And then, three months later:
The Distinguished Flying Cross, after 1942, is ranked two steps above the Bronze Star. The two Citations are for both “heroism” and “extraordinary achievement.” Sometimes ribboned medals have a “V” device for “Valor”, synonymous with heroism. I’ve seen military sites which distinguish separated reasons for receiving the DFC, so that one receives the DFC for either “extraordinary achievement” or for “heroism”. In that case, one would think that one would receive the “V” device for “Valor” if issued in the case of heroism, or, as in the two citations above, for both simultaneously. But that’s not the case. Instead, if I’m not mistaken, the DFC is always and only issued when heroism, valor, is indicated along with extraordinary achievement.
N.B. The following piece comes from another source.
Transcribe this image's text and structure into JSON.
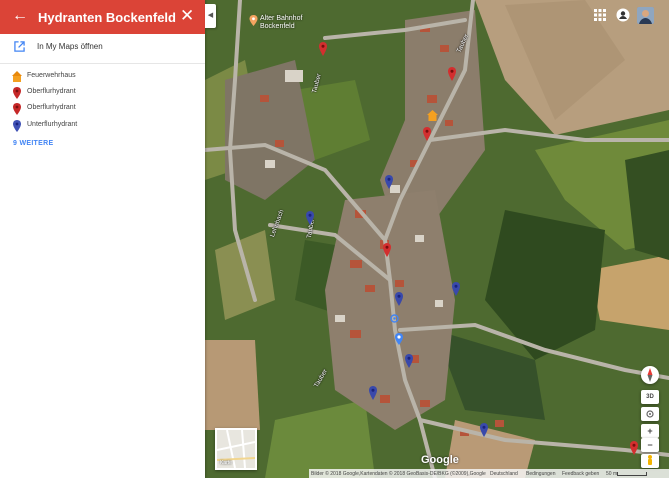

I gotta wonder if the reference in the first Citation on September 6, 1951 to “intense and accurate hostile ground fire which damaged his plane” is the occasion for the Purple Heart which dad also received. I’ve no citation for that (not yet found anyway), just a copy of the official listed record and the medals. I do remember him describing the extensive damage to his plane from getting shot at in a certain battle.
He said that he had to crash his plane. If this battle was the occasion, it means that “despite” having received that ground fire, he kept on flying and destroying tanks and strafing enemy troops, that is, after he sent the rest of his pilots onwards. His Checkerboard F4U Corsair would have had fully six fifty cals in the wings. I can only imagine that this a smallish version of “The Highway of Death”:
I had asked dad how he escaped back to base after he crashed. Stupid me. His own Marines, he said, saved him. Of course. Not just a band of brothers, but they would have been particularly immediately thankful for his having singlehandedly saved their backsides. He might have been damaged in his own backside on that occasion, not only from the hostile guns aiming at him, but from the crash itself. In looking at the date for the second DFC, December 29 of the same year, it means he was back flying in no time.
- Is it a Patriotic to make such reviews? Sure.
- Is it a son who honors his father? Certainly.
Is it also me trying to understand better the decades I had with my father (33 years together)? Absolutely. Knowing some of the situations that he was in, and how very many he killed in battle, seeing those soldiers right in front of him being ripped in half by his fifty cal low pass strafings would take their toll regardless if they were they enemy shooting (successfully) at him. That’s something you carry.